Leslee 50” è il nuovo e attesissimo singolo del BaronNoir SantoClaus, impersonificato dalla figura eclettica e poliedrica di Claudio Spinosa, sui principali stores digitali e dal 3 maggio nelle radio in promozione nazionale. Produzione artistica ben strutturata dai tratti retrò ma proiettata nel futuro visionario delle sonorità dell’artista. Melodie ipnotiche (“una tempesta magnetica ci guiderà”) che scorrono come se non ci fosse la concezione del tempo, come fosse superata e vinta dalla musica stessa.

Il brano è permeato da un’atmosfera onirica ed ipnotica: da dove nasce il fascino per queste suggestioni?

Considera che sono un grande appassionato di musica no wave ed elettronica per cui una certa influenza di queste atmosfere è presente.

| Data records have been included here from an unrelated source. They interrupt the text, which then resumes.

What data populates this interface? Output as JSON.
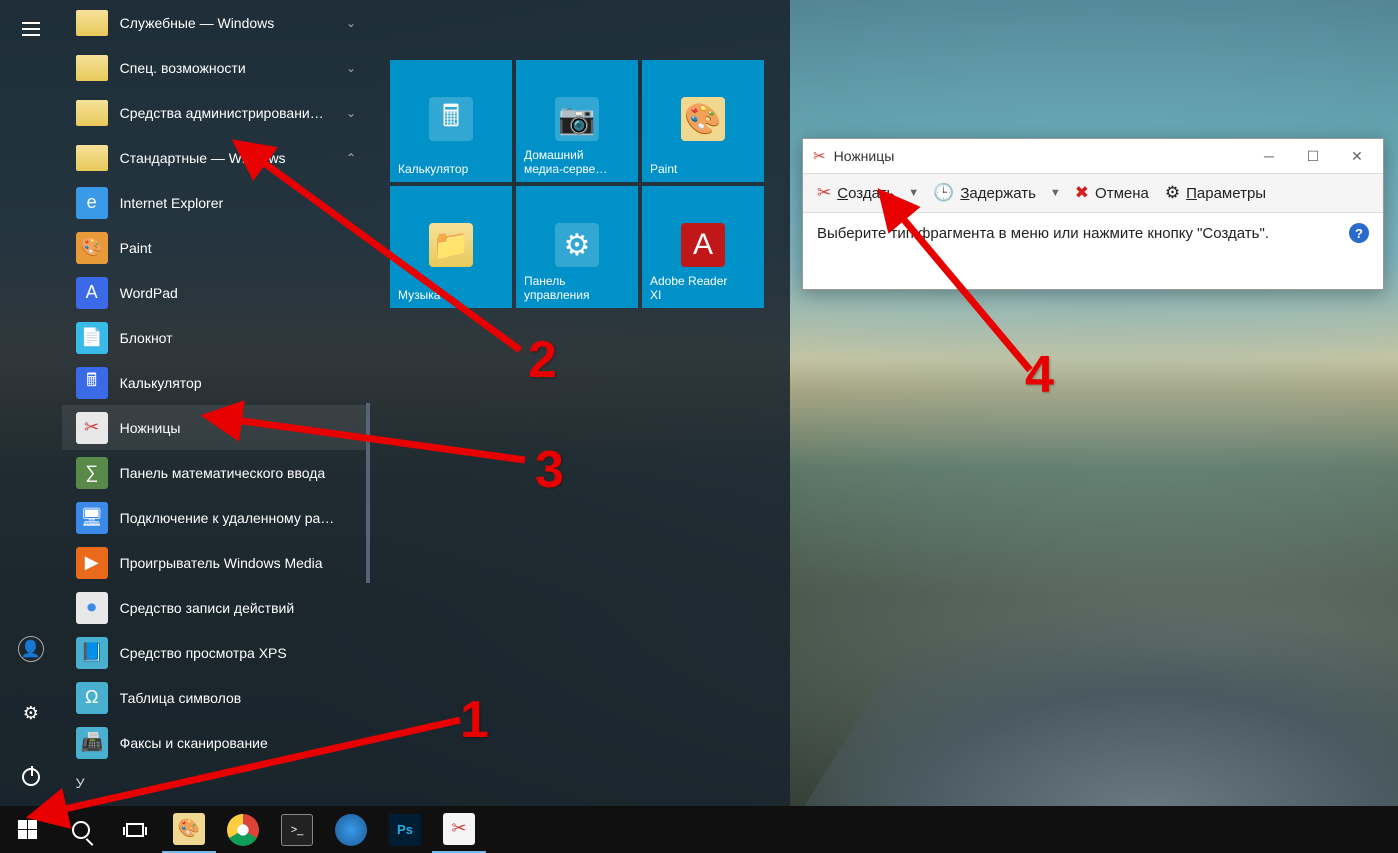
{
  "start_rail": {
    "hamburger_name": "menu-button",
    "user_name": "user-account-button",
    "settings_name": "settings-button",
    "power_name": "power-button"
  },
  "app_list": {
    "folders": [
      {
        "label": "Служебные — Windows",
        "expanded": false
      },
      {
        "label": "Спец. возможности",
        "expanded": false
      },
      {
        "label": "Средства администрировани…",
        "expanded": false
      },
      {
        "label": "Стандартные — Windows",
        "expanded": true
      }
    ],
    "apps": [
      {
        "label": "Internet Explorer",
        "cls": "ie",
        "glyph": "e"
      },
      {
        "label": "Paint",
        "cls": "paint",
        "glyph": "🎨"
      },
      {
        "label": "WordPad",
        "cls": "wordpad",
        "glyph": "A"
      },
      {
        "label": "Блокнот",
        "cls": "notepad",
        "glyph": "📄"
      },
      {
        "label": "Калькулятор",
        "cls": "calc",
        "glyph": "🖩"
      },
      {
        "label": "Ножницы",
        "cls": "snip",
        "glyph": "✂",
        "highlight": true
      },
      {
        "label": "Панель математического ввода",
        "cls": "math",
        "glyph": "∑"
      },
      {
        "label": "Подключение к удаленному ра…",
        "cls": "rdp",
        "glyph": "🖥"
      },
      {
        "label": "Проигрыватель Windows Media",
        "cls": "wmp",
        "glyph": "▶"
      },
      {
        "label": "Средство записи действий",
        "cls": "steps",
        "glyph": "⏺"
      },
      {
        "label": "Средство просмотра XPS",
        "cls": "xps",
        "glyph": "📘"
      },
      {
        "label": "Таблица символов",
        "cls": "charmap",
        "glyph": "Ω"
      },
      {
        "label": "Факсы и сканирование",
        "cls": "fax",
        "glyph": "📠"
      }
    ],
    "letter_header": "У"
  },
  "tiles": [
    {
      "label": "Калькулятор",
      "glyph": "🖩",
      "cls": ""
    },
    {
      "label": "Домашний\nмедиа-серве…",
      "glyph": "📷",
      "cls": ""
    },
    {
      "label": "Paint",
      "glyph": "🎨",
      "cls": "t-paint"
    },
    {
      "label": "Музыка",
      "glyph": "📁",
      "cls": "t-folder"
    },
    {
      "label": "Панель\nуправления",
      "glyph": "⚙",
      "cls": ""
    },
    {
      "label": "Adobe Reader\nXI",
      "glyph": "A",
      "cls": "t-adobe"
    }
  ],
  "snipping_tool": {
    "title": "Ножницы",
    "create": "Создать",
    "delay": "Задержать",
    "cancel": "Отмена",
    "options": "Параметры",
    "hint": "Выберите тип фрагмента в меню или нажмите кнопку \"Создать\"."
  },
  "annotations": {
    "n1": "1",
    "n2": "2",
    "n3": "3",
    "n4": "4"
  }
}
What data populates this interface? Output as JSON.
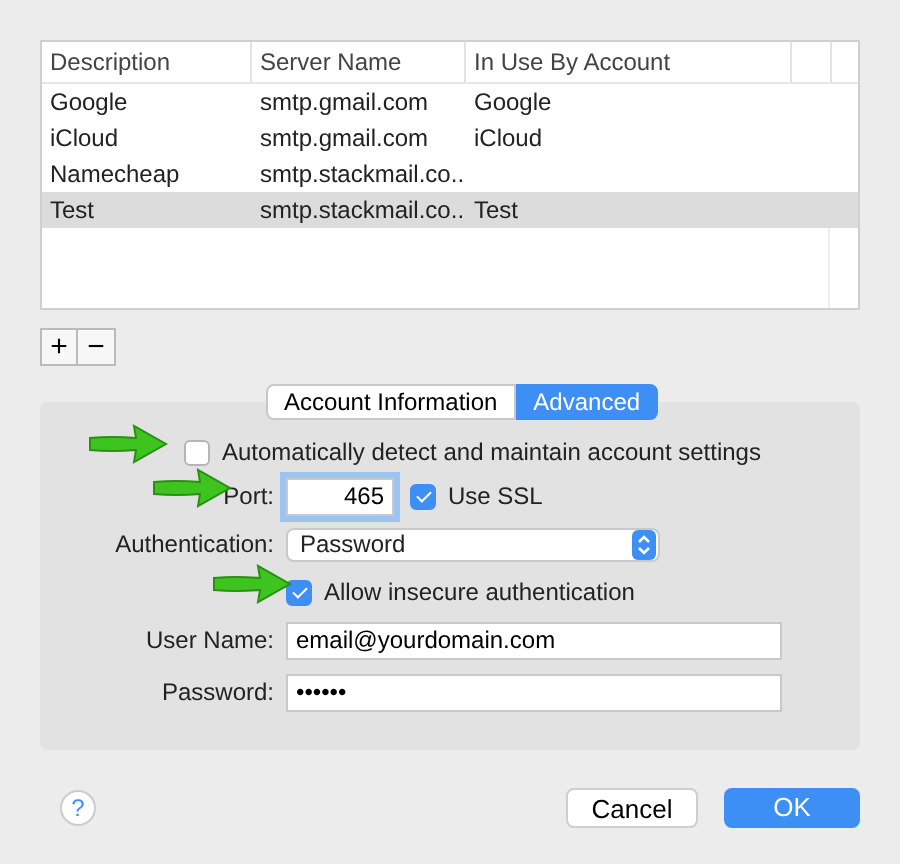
{
  "table": {
    "columns": [
      "Description",
      "Server Name",
      "In Use By Account"
    ],
    "rows": [
      {
        "cells": [
          "Google",
          "smtp.gmail.com",
          "Google"
        ],
        "selected": false
      },
      {
        "cells": [
          "iCloud",
          "smtp.gmail.com",
          "iCloud"
        ],
        "selected": false
      },
      {
        "cells": [
          "Namecheap",
          "smtp.stackmail.co..",
          ""
        ],
        "selected": false
      },
      {
        "cells": [
          "Test",
          "smtp.stackmail.co..",
          "Test"
        ],
        "selected": true
      }
    ]
  },
  "list_controls": {
    "add": "+",
    "remove": "−"
  },
  "tabs": [
    {
      "label": "Account Information",
      "selected": false
    },
    {
      "label": "Advanced",
      "selected": true
    }
  ],
  "settings": {
    "auto_detect": {
      "label": "Automatically detect and maintain account settings",
      "checked": false
    },
    "port": {
      "label": "Port:",
      "value": "465",
      "focused": true
    },
    "use_ssl": {
      "label": "Use SSL",
      "checked": true
    },
    "authentication": {
      "label": "Authentication:",
      "value": "Password"
    },
    "allow_insecure": {
      "label": "Allow insecure authentication",
      "checked": true
    },
    "user_name": {
      "label": "User Name:",
      "value": "email@yourdomain.com"
    },
    "password": {
      "label": "Password:",
      "value": "••••••"
    }
  },
  "buttons": {
    "help": "?",
    "cancel": "Cancel",
    "ok": "OK"
  }
}
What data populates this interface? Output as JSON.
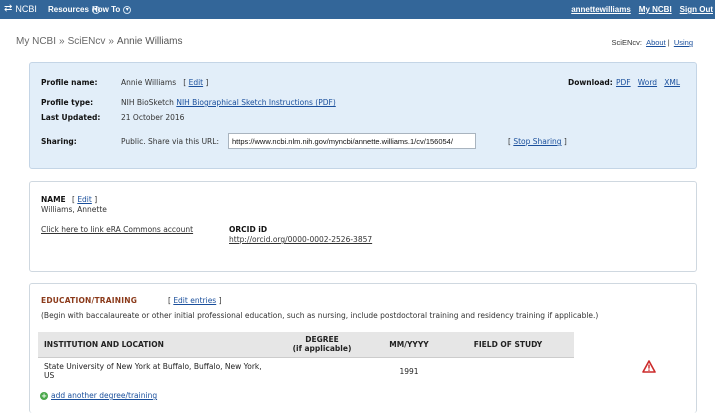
{
  "topbar": {
    "logo": "NCBI",
    "menu": [
      {
        "label": "Resources"
      },
      {
        "label": "How To"
      }
    ],
    "user": "annettewilliams",
    "my_ncbi": "My NCBI",
    "sign_out": "Sign Out"
  },
  "breadcrumb": {
    "home": "My NCBI",
    "section": "SciENcv",
    "current": "Annie Williams",
    "sep": "»"
  },
  "scilinks": {
    "label": "SciENcv:",
    "about": "About",
    "sep": "|",
    "using": "Using"
  },
  "profile": {
    "name_label": "Profile name:",
    "name_value": "Annie Williams",
    "edit": "Edit",
    "type_label": "Profile type:",
    "type_value": "NIH BioSketch",
    "type_link": "NIH Biographical Sketch Instructions (PDF)",
    "updated_label": "Last Updated:",
    "updated_value": "21 October 2016",
    "sharing_label": "Sharing:",
    "sharing_text": "Public. Share via this URL:",
    "sharing_url": "https://www.ncbi.nlm.nih.gov/myncbi/annette.williams.1/cv/156054/",
    "stop_sharing": "Stop Sharing",
    "download_label": "Download:",
    "download_pdf": "PDF",
    "download_word": "Word",
    "download_xml": "XML"
  },
  "name_section": {
    "title": "NAME",
    "edit": "Edit",
    "value": "Williams, Annette",
    "era_link": "Click here to link eRA Commons account",
    "orcid_label": "ORCID iD",
    "orcid_url": "http://orcid.org/0000-0002-2526-3857"
  },
  "education": {
    "title": "EDUCATION/TRAINING",
    "edit_entries": "Edit entries",
    "instructions": "(Begin with baccalaureate or other initial professional education, such as nursing, include postdoctoral training and residency training if applicable.)",
    "columns": {
      "institution": "INSTITUTION AND LOCATION",
      "degree_line1": "DEGREE",
      "degree_line2": "(if applicable)",
      "date": "MM/YYYY",
      "field": "FIELD OF STUDY"
    },
    "rows": [
      {
        "institution": "State University of New York at Buffalo, Buffalo, New York, US",
        "degree": "",
        "date": "1991",
        "field": ""
      }
    ],
    "add_link": "add another degree/training",
    "warning_color": "#cc2a2a"
  }
}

Il genere di cui ti occupi è particolare, a tratti sconosciuto agli ascoltatori italiani: vorresti rendere il pubblico più consapevole?

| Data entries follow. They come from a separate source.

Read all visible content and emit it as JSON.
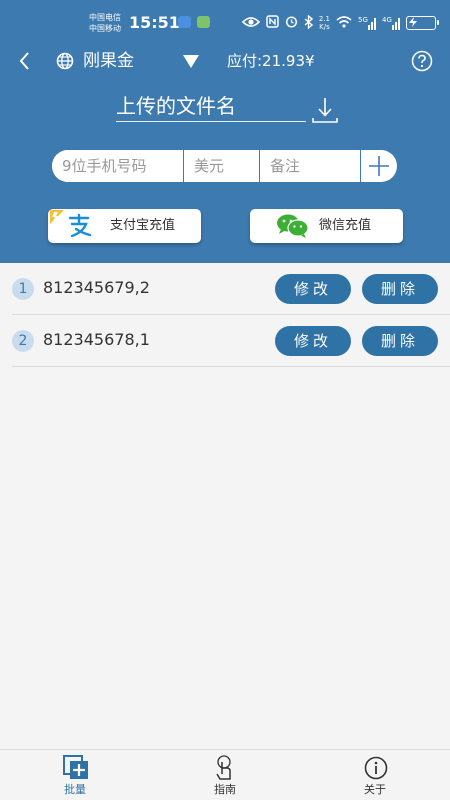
{
  "status_bar": {
    "carrier_1": "中国电信",
    "carrier_2": "中国移动",
    "time": "15:51",
    "net_speed_top": "2.1",
    "net_speed_bottom": "K/s",
    "signal_1": "5G",
    "signal_2": "4G"
  },
  "title_bar": {
    "account_name": "刚果金",
    "payable": "应付:21.93¥"
  },
  "upload": {
    "file_name": "上传的文件名"
  },
  "form": {
    "phone_placeholder": "9位手机号码",
    "amount_placeholder": "美元",
    "note_placeholder": "备注"
  },
  "recharge": {
    "alipay_label": "支付宝充值",
    "wechat_label": "微信充值"
  },
  "list": {
    "items": [
      {
        "index": "1",
        "entry": "812345679,2",
        "edit_label": "修改",
        "delete_label": "删除"
      },
      {
        "index": "2",
        "entry": "812345678,1",
        "edit_label": "修改",
        "delete_label": "删除"
      }
    ]
  },
  "bottom_nav": {
    "items": [
      {
        "label": "批量",
        "icon": "batch-add-icon",
        "active": true
      },
      {
        "label": "指南",
        "icon": "guide-hand-icon",
        "active": false
      },
      {
        "label": "关于",
        "icon": "info-icon",
        "active": false
      }
    ]
  },
  "colors": {
    "primary": "#3d7aaf",
    "button": "#2f72a6",
    "background": "#f4f4f4"
  }
}
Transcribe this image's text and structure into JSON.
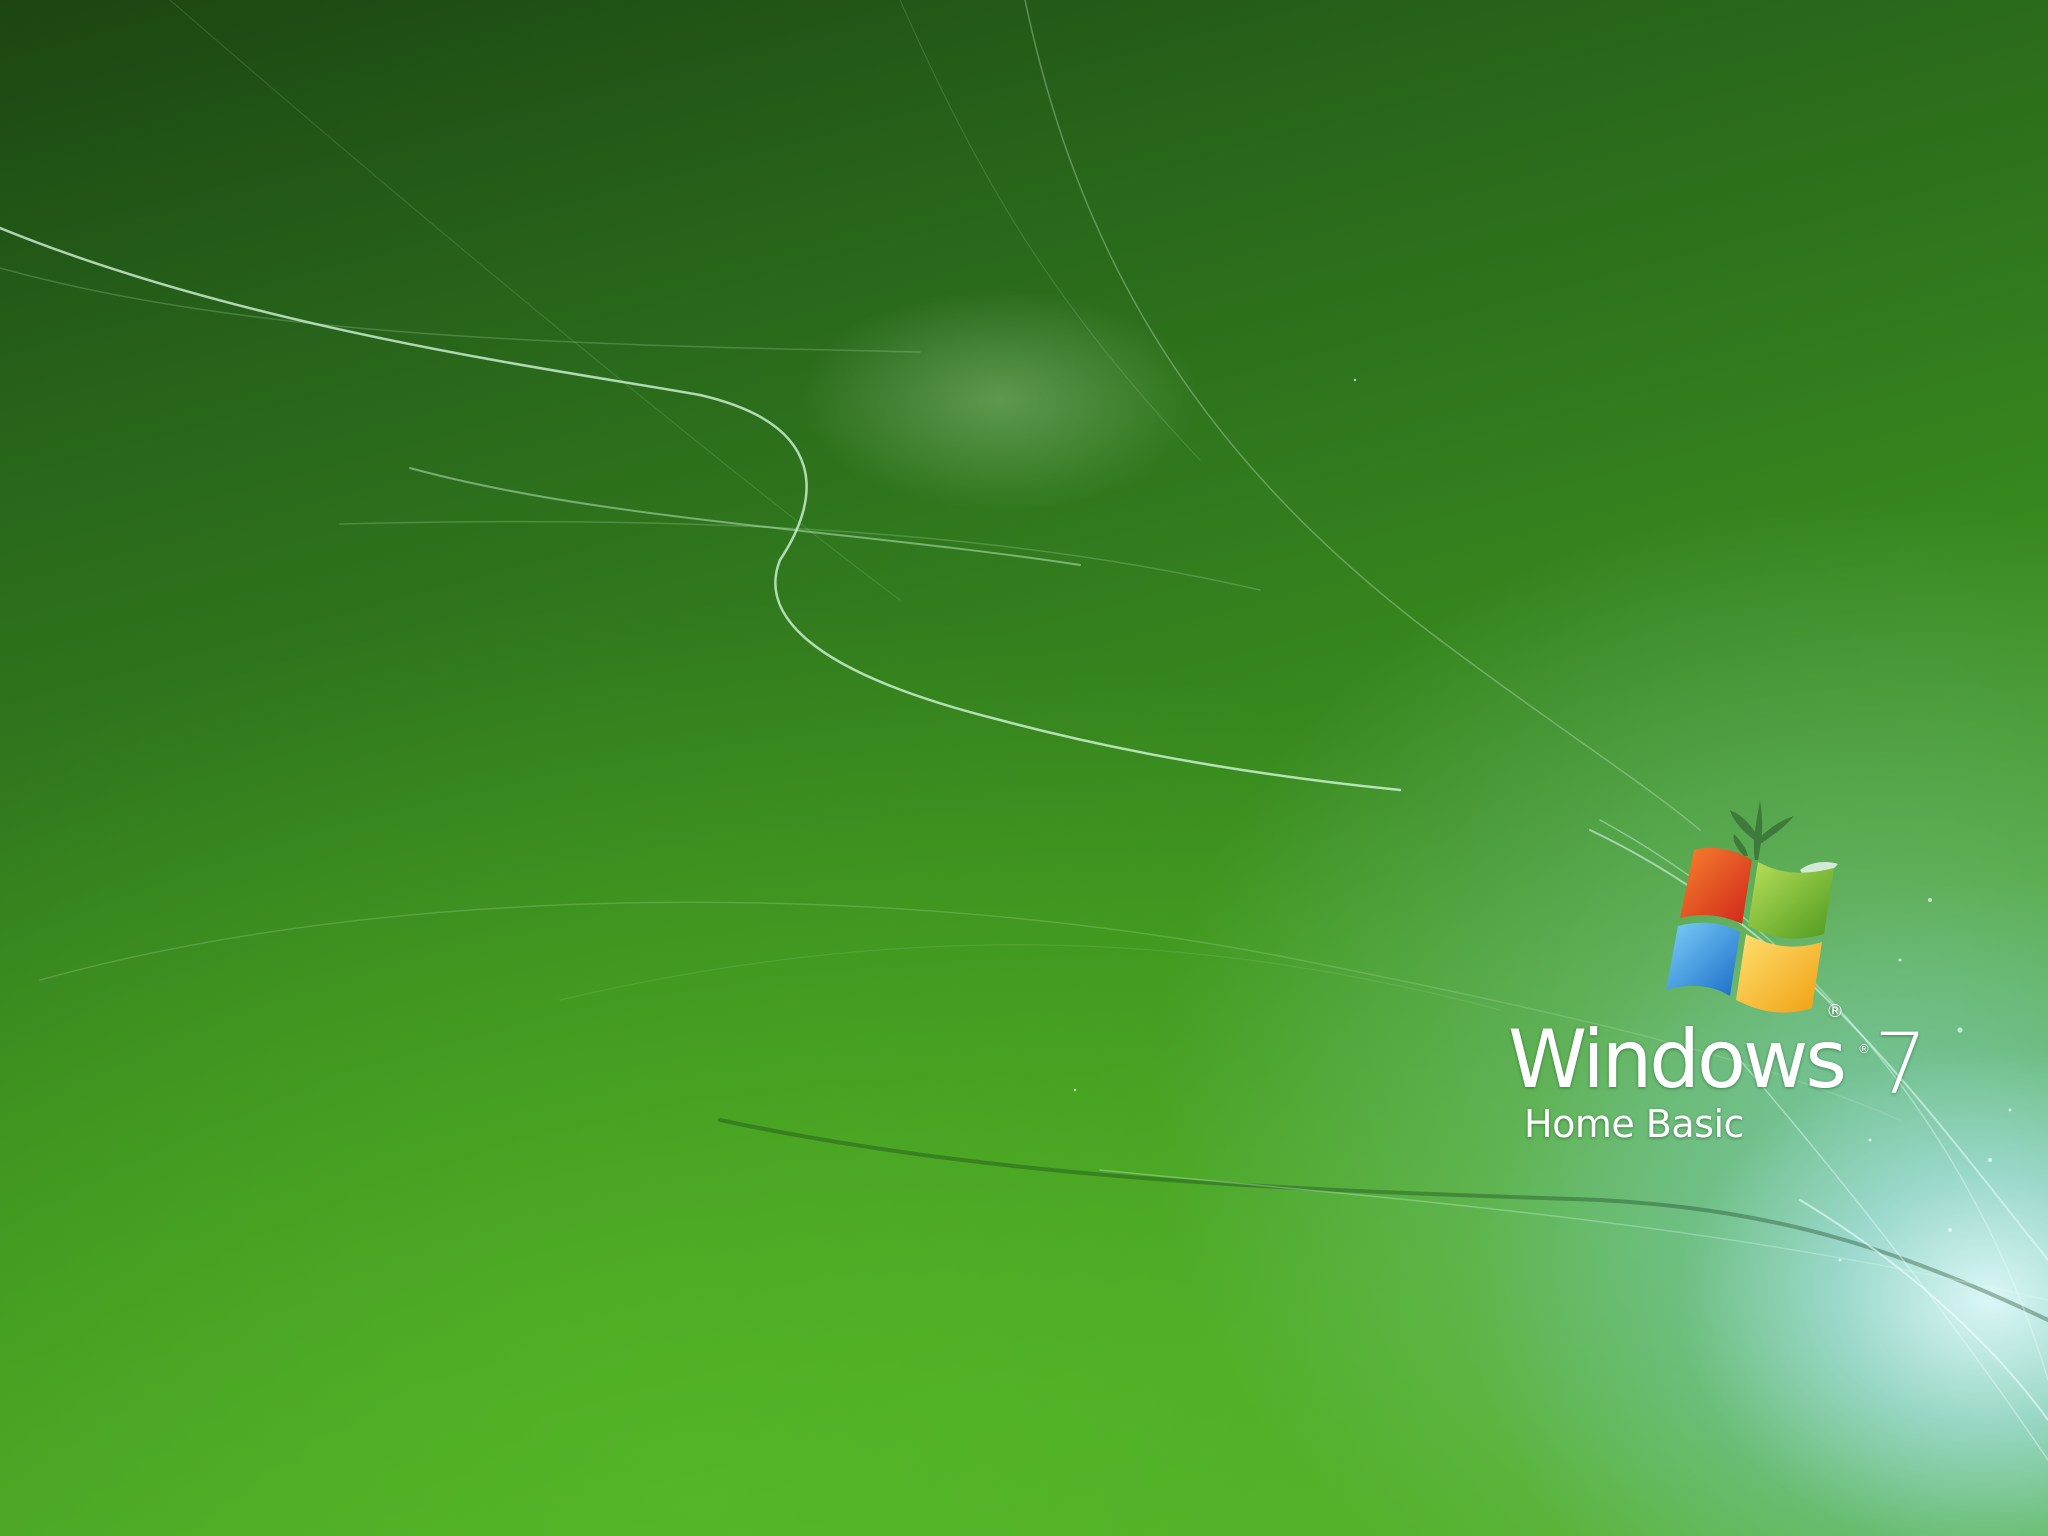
{
  "wallpaper": {
    "colors": {
      "base_dark": "#1c4512",
      "base_mid": "#337d1e",
      "base_light": "#55b12e",
      "glow": "#e1faff"
    }
  },
  "branding": {
    "product_name": "Windows",
    "registered_mark": "®",
    "version": "7",
    "edition": "Home Basic",
    "logo_icon": "windows-flag-icon",
    "logo_colors": {
      "red": "#e8401c",
      "green": "#7cc42c",
      "blue": "#1e88e0",
      "yellow": "#f7b718"
    }
  }
}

È una proposta musicale che naturalmente risente di molti anni di ascolto musicale. Un sincretismo di blues folk e blugrass.

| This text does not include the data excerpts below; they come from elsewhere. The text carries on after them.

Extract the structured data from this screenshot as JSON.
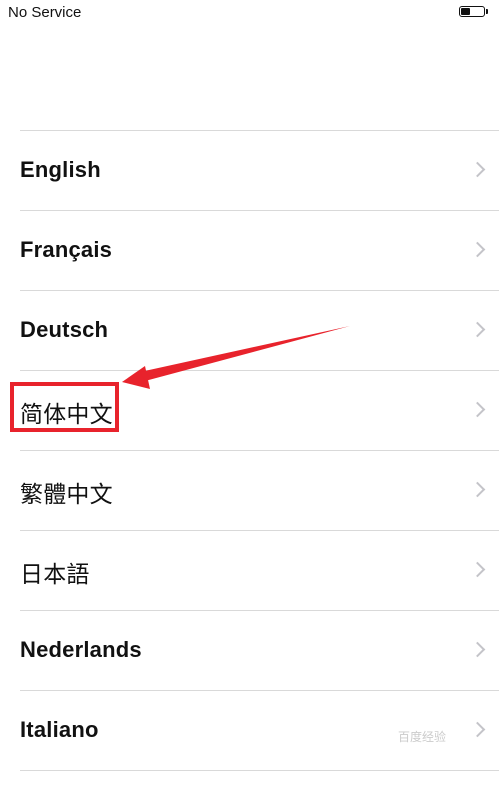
{
  "status_bar": {
    "carrier": "No Service",
    "battery_icon": "battery-icon",
    "battery_level": 0.45
  },
  "languages": [
    {
      "label": "English",
      "icon": "chevron-right-icon"
    },
    {
      "label": "Français",
      "icon": "chevron-right-icon"
    },
    {
      "label": "Deutsch",
      "icon": "chevron-right-icon"
    },
    {
      "label": "简体中文",
      "icon": "chevron-right-icon",
      "highlighted": true
    },
    {
      "label": "繁體中文",
      "icon": "chevron-right-icon"
    },
    {
      "label": "日本語",
      "icon": "chevron-right-icon"
    },
    {
      "label": "Nederlands",
      "icon": "chevron-right-icon"
    },
    {
      "label": "Italiano",
      "icon": "chevron-right-icon"
    }
  ],
  "colors": {
    "annotation": "#e8232c",
    "separator": "#d9d9d9",
    "chevron": "#c4c4c9"
  },
  "watermark": "百度经验"
}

La tua interpretazione ha degli aspetti teatrali e, allo stesso tempo, autentici. Ritieni necessario lo stampo personale all’interno dei brani? Cosa ne pensi di chi si sofferma solo sulla forma?

Aspetti teatrali mi piace molto. Diciamo che ho sempre cercato nella mia avventura musicale di dare profondità e carattere alle cose che faccio. Non ho mai fatto cover di altri gruppi, per esempio, è questo è sintomatico. Né la metto sul piano della presunzione, è semplicemente la mia natura cercare una strada personale.

La volontà di trasportare l’ascoltatore in una dimensione magica è studiata o spontanea?

Entrambe le cose nel senso che una certa intenzionalità iniziale c’è, poi il tutto è imprevedibile non sai gli sviluppi che prenderà.